In 2009 when I was experiencing suicidality (likely due to a horrible concoction of prescribed medications that were making me worse, not better), I forced myself go to the Hawthorne Street Fair — held the last weekend of August every year — to get out of the house and to be around people, instead of isolating in fear. I don’t remember what happened there. Nothing in particular, I’m sure. I walked around and checked out the food and artisan booths, just like everyone else did that day. But because I was experiencing a mental health crisis at the time, my memory of the Hawthorne Street Fair has always been full of fear. Ever since then, I would be overcome with dizziness or nausea when seeing posters for the upcoming Hawthorne Street Fair. Classic PTSD symptoms.
This year, not only was I completely unfazed by my state rep’s invitation to come say hi to him at the Hawthorne Street fair, I made a plan to attend. I thought it’d be good to re-experience this iconic neighborhood event with new eyes and a healing brain. If it hadn’t been for having such a delightful time in my backyard talking with friends all afternoon, I would have been there.
It’s not lost on me that my opportunty to experience this level of deep healing is afforded to me by a level of economic privilege that is an outgrowth of when, where and to whom I was born. I’ll write about that another time, but suffice it to say that I’m very aware that others who have similar mental health challenges do not have the luxury of Time Off To Heal.
Instead, they struggle desperately because the economic system in which we all live our lives extracts so much from so many and rewards so few. Sadly, those few are represented by individuals who run toxic political campaigns that demonize the very people who are suffering at the hands of the economic system that writes their big checks that keep those toxic political campaigns going in your social media feeds, encouraging you to hate the victim instead of the system that created them.

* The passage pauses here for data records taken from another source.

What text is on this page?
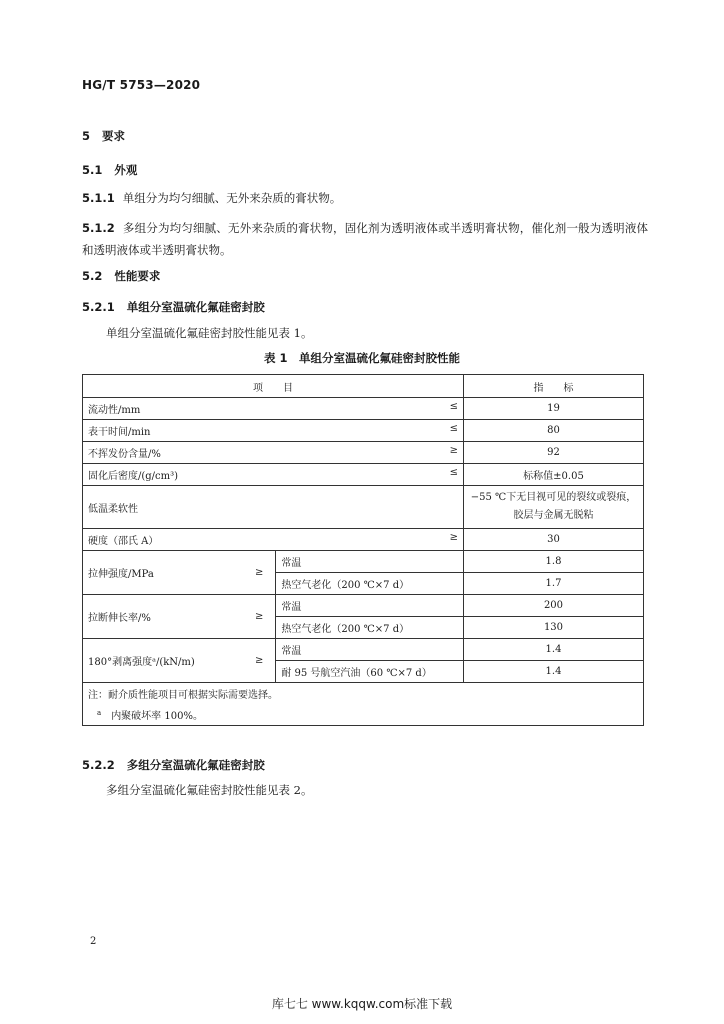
HG/T 5753—2020
5 要求
5.1 外观
5.1.1 单组分为均匀细腻、无外来杂质的膏状物。
5.1.2 多组分为均匀细腻、无外来杂质的膏状物，固化剂为透明液体或半透明膏状物，催化剂一般为透明液体和透明液体或半透明膏状物。
5.2 性能要求
5.2.1 单组分室温硫化氟硅密封胶
单组分室温硫化氟硅密封胶性能见表 1。
表 1　单组分室温硫化氟硅密封胶性能
项　　目			指　　标

流动性/mm ≤			19

表干时间/min ≤			80

不挥发份含量/% ≥			92

固化后密度/(g/cm³) ≤			标称值±0.05
低温柔软性			−55 ℃下无目视可见的裂纹或裂痕，
胶层与金属无脱粘

硬度（邵氏 A） ≥			30
拉伸强度/MPa	≥	常温	1.8
		热空气老化（200 ℃×7 d）	1.7
拉断伸长率/%	≥	常温	200
		热空气老化（200 ℃×7 d）	130
180°剥离强度ᵃ/(kN/m)	≥	常温	1.4
		耐 95 号航空汽油（60 ℃×7 d）	1.4
注：耐介质性能项目可根据实际需要选择。			
$^a$ 内聚破坏率 100%。			
5.2.2 多组分室温硫化氟硅密封胶
多组分室温硫化氟硅密封胶性能见表 2。
2
库七七 www.kqqw.com标准下载
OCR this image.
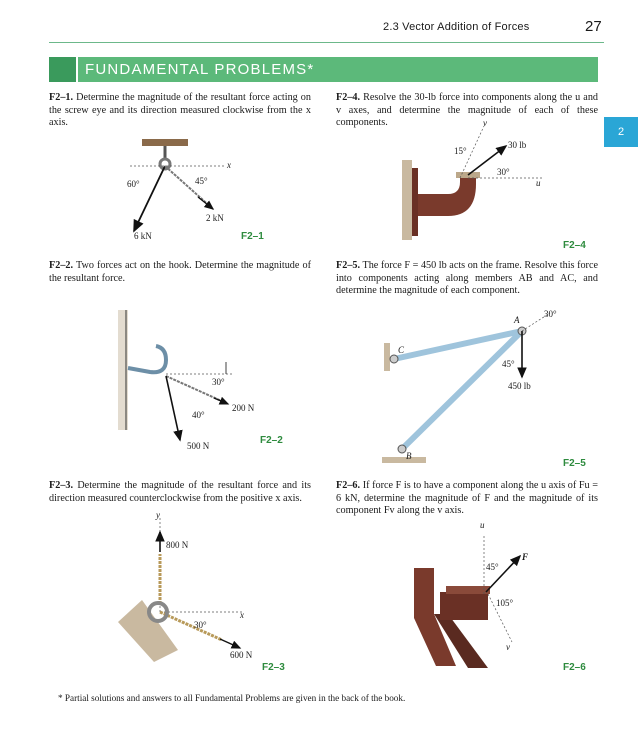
2.3 Vector Addition of Forces	27
FUNDAMENTAL PROBLEMS*
2
F2–1. Determine the magnitude of the resultant force acting on the screw eye and its direction measured clockwise from the x axis.
x
60°	45°
6 kN
2 kN
F2–1
F2–4. Resolve the 30-lb force into components along the u and v axes, and determine the magnitude of each of these components.	v
u
15°
30°
30 lb
F2–4
F2–2. Two forces act on the hook. Determine the magnitude of the resultant force.
30°
40°
200 N
500 N	F2–2
F2–5. The force F = 450 lb acts on the frame. Resolve this force into components acting along members AB and AC, and determine the magnitude of each component.
A
B
C
30°
45°
450 lb
F2–5
F2–3. Determine the magnitude of the resultant force and its direction measured counterclockwise from the positive x axis.
y
x
30°
800 N
600 N
F2–3
F2–6. If force F is to have a component along the u axis of Fu = 6 kN, determine the magnitude of F and the magnitude of its component Fv along the v axis.
u
F
45°
105°
v
F2–6
* Partial solutions and answers to all Fundamental Problems are given in the back of the book.
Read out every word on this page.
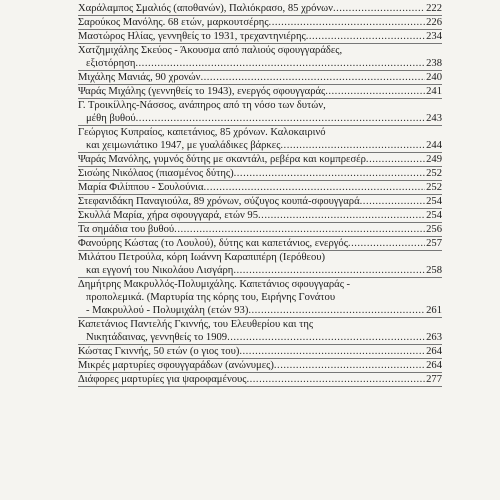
Χαράλαμπος Σμαλιός (αποθανών), Παλιόκρασο, 85 χρόνων .....	222
Σαρούκος Μανόλης. 68 ετών, μαρκουτσέρης .....	226
Μαστώρος Ηλίας, γεννηθείς το 1931, τρεχαντηνιέρης .....	234
Χατζημιχάλης Σκεύος - Άκουσμα από παλιούς σφουγγαράδες,
εξιστόρηση .....	238
Μιχάλης Μανιάς, 90 χρονών .....	240
Ψαράς Μιχάλης (γεννηθείς το 1943), ενεργός σφουγγαράς .....	241
Γ. Τροικίλλης-Νάσσος, ανάπηρος από τη νόσο των δυτών,
μέθη βυθού .....	243
Γεώργιος Κυπραίος, καπετάνιος, 85 χρόνων. Καλοκαιρινό
και χειμωνιάτικο 1947, με γυαλάδικες βάρκες .....	244
Ψαράς Μανόλης, γυμνός δύτης με σκαντάλι, ρεβέρα και κομπρεσέρ .....	249
Σισώης Νικόλαος (πιασμένος δύτης) .....	252
Μαρία Φιλίππου - Σουλούνια .....	252
Στεφανιδάκη Παναγιούλα, 89 χρόνων, σύζυγος κουπά-σφουγγαρά .....	254
Σκυλλά Μαρία, χήρα σφουγγαρά, ετών 95 .....	254
Τα σημάδια του βυθού .....	256
Φανούρης Κώστας (το Λουλού), δύτης και καπετάνιος, ενεργός .....	257
Μιλάτου Πετρούλα, κόρη Ιωάννη Καραπιπέρη (Ιερόθεου)
και εγγονή του Νικολάου Λισγάρη .....	258
Δημήτρης Μακρυλλός-Πολυμιχάλης. Καπετάνιος σφουγγαράς -
προπολεμικά. (Μαρτυρία της κόρης του, Ειρήνης Γονάτου
- Μακρυλλού - Πολυμιχάλη (ετών 93) .....	261
Καπετάνιος Παντελής Γκιννής, του Ελευθερίου και της
Νικητάδαινας, γεννηθείς το 1909 .....	263
Κώστας Γκιννής, 50 ετών (ο γιος του) .....	264
Μικρές μαρτυρίες σφουγγαράδων (ανώνυμες) .....	264
Διάφορες μαρτυρίες για ψαροφαμένους .....	277
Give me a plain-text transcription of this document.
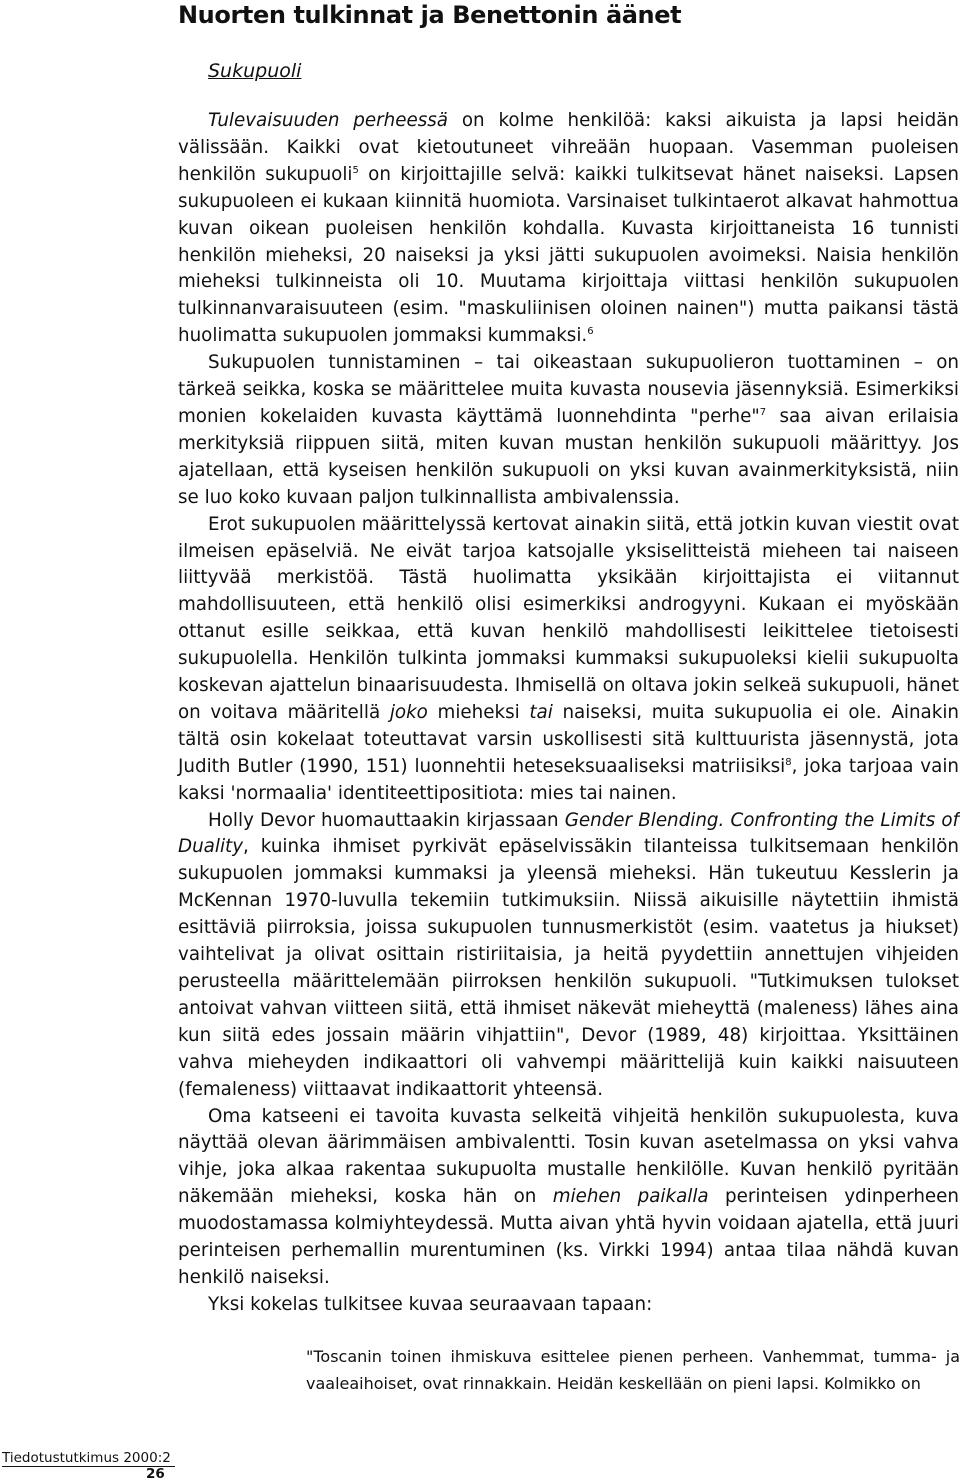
Nuorten tulkinnat ja Benettonin äänet
Sukupuoli

Tulevaisuuden perheessä on kolme henkilöä: kaksi aikuista ja lapsi heidän välissään. Kaikki ovat kietoutuneet vihreään huopaan. Vasemman puoleisen henkilön sukupuoli$^5$ on kirjoittajille selvä: kaikki tulkitsevat hänet naiseksi. Lapsen sukupuoleen ei kukaan kiinnitä huomiota. Varsinaiset tulkintaerot alkavat hahmottua kuvan oikean puoleisen henkilön kohdalla. Kuvasta kirjoittaneista 16 tunnisti henkilön mieheksi, 20 naiseksi ja yksi jätti sukupuolen avoimeksi. Naisia henkilön mieheksi tulkinneista oli 10. Muutama kirjoittaja viittasi henkilön sukupuolen tulkinnanvaraisuuteen (esim. "maskuliinisen oloinen nainen") mutta paikansi tästä huolimatta sukupuolen jommaksi kummaksi.$^6$

Sukupuolen tunnistaminen – tai oikeastaan sukupuolieron tuottaminen – on tärkeä seikka, koska se määrittelee muita kuvasta nousevia jäsennyksiä. Esimerkiksi monien kokelaiden kuvasta käyttämä luonnehdinta "perhe"$^7$ saa aivan erilaisia merkityksiä riippuen siitä, miten kuvan mustan henkilön sukupuoli määrittyy. Jos ajatellaan, että kyseisen henkilön sukupuoli on yksi kuvan avainmerkityksistä, niin se luo koko kuvaan paljon tulkinnallista ambivalenssia.

Erot sukupuolen määrittelyssä kertovat ainakin siitä, että jotkin kuvan viestit ovat ilmeisen epäselviä. Ne eivät tarjoa katsojalle yksiselitteistä mieheen tai naiseen liittyvää merkistöä. Tästä huolimatta yksikään kirjoittajista ei viitannut mahdollisuuteen, että henkilö olisi esimerkiksi androgyyni. Kukaan ei myöskään ottanut esille seikkaa, että kuvan henkilö mahdollisesti leikittelee tietoisesti sukupuolella. Henkilön tulkinta jommaksi kummaksi sukupuoleksi kielii sukupuolta koskevan ajattelun binaarisuudesta. Ihmisellä on oltava jokin selkeä sukupuoli, hänet on voitava määritellä joko mieheksi tai naiseksi, muita sukupuolia ei ole. Ainakin tältä osin kokelaat toteuttavat varsin uskollisesti sitä kulttuurista jäsennystä, jota Judith Butler (1990, 151) luonnehtii heteseksuaaliseksi matriisiksi$^8$, joka tarjoaa vain kaksi 'normaalia' identiteettipositiota: mies tai nainen.

Holly Devor huomauttaakin kirjassaan Gender Blending. Confronting the Limits of Duality, kuinka ihmiset pyrkivät epäselvissäkin tilanteissa tulkitsemaan henkilön sukupuolen jommaksi kummaksi ja yleensä mieheksi. Hän tukeutuu Kesslerin ja McKennan 1970-luvulla tekemiin tutkimuksiin. Niissä aikuisille näytettiin ihmistä esittäviä piirroksia, joissa sukupuolen tunnusmerkistöt (esim. vaatetus ja hiukset) vaihtelivat ja olivat osittain ristiriitaisia, ja heitä pyydettiin annettujen vihjeiden perusteella määrittelemään piirroksen henkilön sukupuoli. "Tutkimuksen tulokset antoivat vahvan viitteen siitä, että ihmiset näkevät mieheyttä (maleness) lähes aina kun siitä edes jossain määrin vihjattiin", Devor (1989, 48) kirjoittaa. Yksittäinen vahva mieheyden indikaattori oli vahvempi määrittelijä kuin kaikki naisuuteen (femaleness) viittaavat indikaattorit yhteensä.

Oma katseeni ei tavoita kuvasta selkeitä vihjeitä henkilön sukupuolesta, kuva näyttää olevan äärimmäisen ambivalentti. Tosin kuvan asetelmassa on yksi vahva vihje, joka alkaa rakentaa sukupuolta mustalle henkilölle. Kuvan henkilö pyritään näkemään mieheksi, koska hän on miehen paikalla perinteisen ydinperheen muodostamassa kolmiyhteydessä. Mutta aivan yhtä hyvin voidaan ajatella, että juuri perinteisen perhemallin murentuminen (ks. Virkki 1994) antaa tilaa nähdä kuvan henkilö naiseksi.

Yksi kokelas tulkitsee kuvaa seuraavaan tapaan:

"Toscanin toinen ihmiskuva esittelee pienen perheen. Vanhemmat, tumma- ja vaaleaihoiset, ovat rinnakkain. Heidän keskellään on pieni lapsi. Kolmikko on
Tiedotustutkimus 2000:2
26
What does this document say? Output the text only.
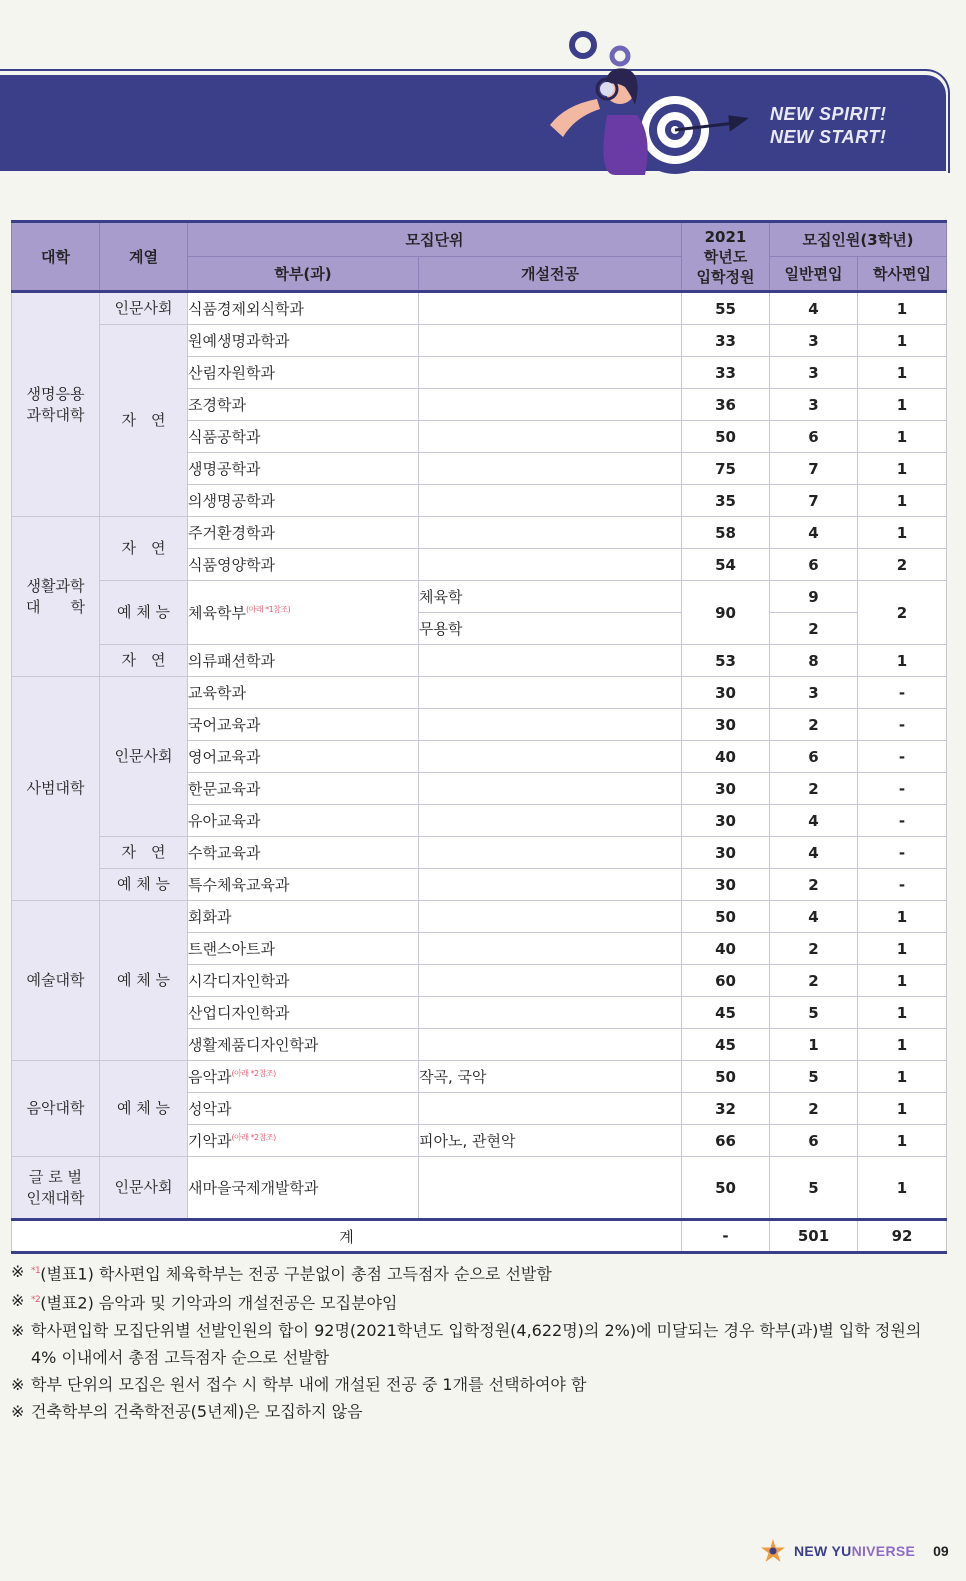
NEW SPIRIT!
NEW START!
대학	계열	모집단위		2021
학년도
입학정원	모집인원(3학년)	
		학부(과)	개설전공		일반편입	학사편입

생명응용
과학대학	인문사회	식품경제외식학과		55	4	1
	자　연	원예생명과학과		33	3	1
		산림자원학과		33	3	1
		조경학과		36	3	1
		식품공학과		50	6	1
		생명공학과		75	7	1
		의생명공학과		35	7	1

생활과학
대　　학	자　연	주거환경학과		58	4	1
		식품영양학과		54	6	2
	예 체 능	체육학부$^{(아래 *1참조)}$	체육학	90	9	2
			무용학		2	
	자　연	의류패션학과		53	8	1
사범대학	인문사회	교육학과		30	3	-
		국어교육과		30	2	-
		영어교육과		40	6	-
		한문교육과		30	2	-
		유아교육과		30	4	-
	자　연	수학교육과		30	4	-
	예 체 능	특수체육교육과		30	2	-
예술대학	예 체 능	회화과		50	4	1
		트랜스아트과		40	2	1
		시각디자인학과		60	2	1
		산업디자인학과		45	5	1
		생활제품디자인학과		45	1	1
음악대학	예 체 능	음악과$^{(아래 *2참조)}$	작곡, 국악	50	5	1
		성악과		32	2	1
		기악과$^{(아래 *2참조)}$	피아노, 관현악	66	6	1

글 로 벌
인재대학	인문사회	새마을국제개발학과		50	5	1
계				-	501	92
※ $^{*1}$(별표1) 학사편입 체육학부는 전공 구분없이 총점 고득점자 순으로 선발함
※ $^{*2}$(별표2) 음악과 및 기악과의 개설전공은 모집분야임
※ 학사편입학 모집단위별 선발인원의 합이 92명(2021학년도 입학정원(4,622명)의 2%)에 미달되는 경우 학부(과)별 입학 정원의 4% 이내에서 총점 고득점자 순으로 선발함
※ 학부 단위의 모집은 원서 접수 시 학부 내에 개설된 전공 중 1개를 선택하여야 함
※ 건축학부의 건축학전공(5년제)은 모집하지 않음
NEW YUNIVERSE 09
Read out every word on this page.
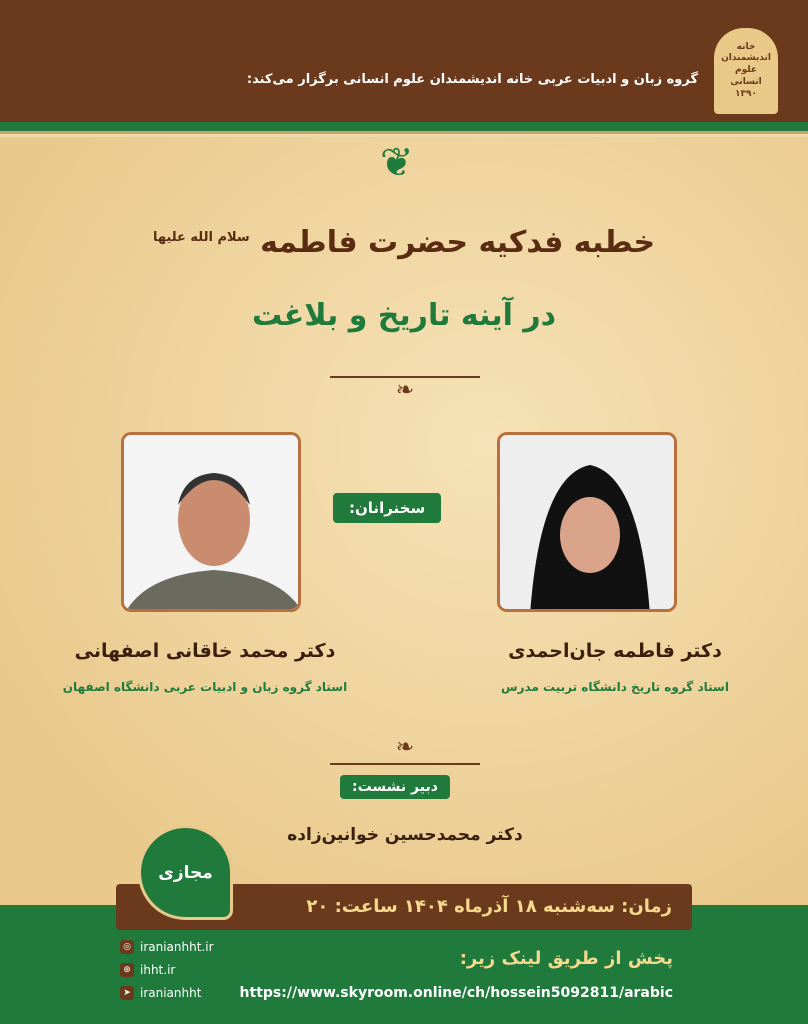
خانه اندیشمندان علوم انسانی ۱۳۹۰
گروه زبان و ادبیات عربی خانه اندیشمندان علوم انسانی برگزار می‌کند:
❦
خطبه فدکیه حضرت فاطمه $^{سلام الله علیها}$
در آینه تاریخ و بلاغت
❧
سخنرانان:
دکتر فاطمه جان‌احمدی
استاد گروه تاریخ دانشگاه تربیت مدرس
دکتر محمد خاقانی اصفهانی
استاد گروه زبان و ادبیات عربی دانشگاه اصفهان
❧
دبیر نشست:
دکتر محمدحسین خوانین‌زاده
زمان: سه‌شنبه ۱۸ آذرماه ۱۴۰۴ ساعت: ۲۰
مجازی
◎ iranianhht.ir
⊕ ihht.ir
➤ iranianhht
پخش از طریق لینک زیر:
https://www.skyroom.online/ch/hossein5092811/arabic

Rather than getting the opportunity to heal, these economic refugees find their illnesses compounding upon one another, and they end up living in the streets of our city instead of the verdant backyard in which I gratefully find myself right now.
I will get back to work soon, informed by my experience of healing, empowered by gratitude and the love of so many truly kind and wonderful people who did not give up on me, and in service of those who haven’t had the same healing and celebratory opportunities I have been so fortunate to experience.
Home, that’s where I want to be….Never for money, always for love.